Radiculopathy
Radiculopathy refers to radiating pain, tingling, numbness and sometimes weakness that can occur with nerve irritation commonly resulting in radiating neck and arm pain or back, buttocks, and leg pain. The nerve roots are nerve fibers that form from the spinal cord and travel to different regions of the body. The cervical nerves in the neck go to the upper chest and arms. The thoracic nerves travel to the chest, and the lumbar nerves travel to the hips, buttocks, and legs. Common causes of radiculopathy are from mechanical nerve compression secondary to spinal stenosis, a condition where the spinal canal is narrowed or may also result from a herniated disk where disk material compresses the nerve roots.
RADICULOPATHY SYMPTOMS
The most common symptoms of cervical radiculopathy include pain, numbness, and sometimes weakness that radiates down the shoulder and arm. Depending upon which nerves are involved, different parts of the shoulder and arm or hand can be affected. People can be hypersensitive to touch or may develop decreased sensation or may develop neurologic weakness in the muscles that are supplied by these nerves. Lumbar radiculopathy causes pain radiating into the buttocks and legs and may also cause numbness, tingling, and weakness.
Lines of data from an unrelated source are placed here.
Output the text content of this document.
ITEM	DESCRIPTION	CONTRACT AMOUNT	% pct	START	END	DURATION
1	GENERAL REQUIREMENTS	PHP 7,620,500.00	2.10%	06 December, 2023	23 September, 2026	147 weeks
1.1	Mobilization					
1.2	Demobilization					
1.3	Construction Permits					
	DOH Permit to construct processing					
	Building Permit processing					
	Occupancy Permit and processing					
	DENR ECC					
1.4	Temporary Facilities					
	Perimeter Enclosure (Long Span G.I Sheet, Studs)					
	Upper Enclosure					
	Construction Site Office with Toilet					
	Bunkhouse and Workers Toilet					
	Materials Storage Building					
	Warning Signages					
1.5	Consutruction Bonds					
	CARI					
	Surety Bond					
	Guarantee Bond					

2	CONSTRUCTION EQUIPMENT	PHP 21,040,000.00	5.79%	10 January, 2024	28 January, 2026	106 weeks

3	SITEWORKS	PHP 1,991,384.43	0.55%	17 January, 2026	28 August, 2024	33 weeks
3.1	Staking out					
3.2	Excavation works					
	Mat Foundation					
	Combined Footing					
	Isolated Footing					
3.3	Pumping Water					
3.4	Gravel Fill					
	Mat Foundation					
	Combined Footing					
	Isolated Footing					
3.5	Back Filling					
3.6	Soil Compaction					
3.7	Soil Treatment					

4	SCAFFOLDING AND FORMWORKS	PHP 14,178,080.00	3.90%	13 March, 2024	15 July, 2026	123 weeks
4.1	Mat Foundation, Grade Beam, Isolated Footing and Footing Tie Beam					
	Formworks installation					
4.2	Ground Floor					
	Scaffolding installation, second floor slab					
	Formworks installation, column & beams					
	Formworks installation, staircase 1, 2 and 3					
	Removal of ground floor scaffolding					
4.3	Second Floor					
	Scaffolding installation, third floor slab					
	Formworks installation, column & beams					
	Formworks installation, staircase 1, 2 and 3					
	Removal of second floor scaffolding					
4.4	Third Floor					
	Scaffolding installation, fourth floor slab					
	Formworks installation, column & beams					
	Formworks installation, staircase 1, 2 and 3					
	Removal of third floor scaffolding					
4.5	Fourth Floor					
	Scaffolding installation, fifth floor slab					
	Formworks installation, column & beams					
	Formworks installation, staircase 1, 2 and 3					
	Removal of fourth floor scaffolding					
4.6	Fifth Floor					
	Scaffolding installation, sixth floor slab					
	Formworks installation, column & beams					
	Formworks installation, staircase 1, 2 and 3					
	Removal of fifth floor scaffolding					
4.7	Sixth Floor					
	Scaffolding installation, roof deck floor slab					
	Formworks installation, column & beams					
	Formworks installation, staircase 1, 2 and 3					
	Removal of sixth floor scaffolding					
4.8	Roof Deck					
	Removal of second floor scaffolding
DIAGNOSIS OF RADICULOPATHY
A history and physical is often very useful when determining if a patient has radiculopathy. Mechanical causes of radiculopathy are best seen on advanced imaging with a CT scan or an MRI. An MRI is especially good at looking at the spinal nerves and looking at the soft tissues of the disk, and a CT scan is often used for bony anatomy.
TREATMENT OF RADICULOPATHY
Most patients with radiculopathy will have transient symptoms that will improve with conservative treatment such as anti-inflammatory medications, rest, physical therapy and/or chiropractic care and occasionally epidural steroid injections. Patients with significant neurologic weakness or with prolonged symptoms resistant to nonoperative measures commonly benefit from surgery. The goal of surgery is to decompress the neural elements that are mechanically compressed and this relieves the pinching of the nerve, improves the circulation of the nerve and results in improvement in the clinical symptoms.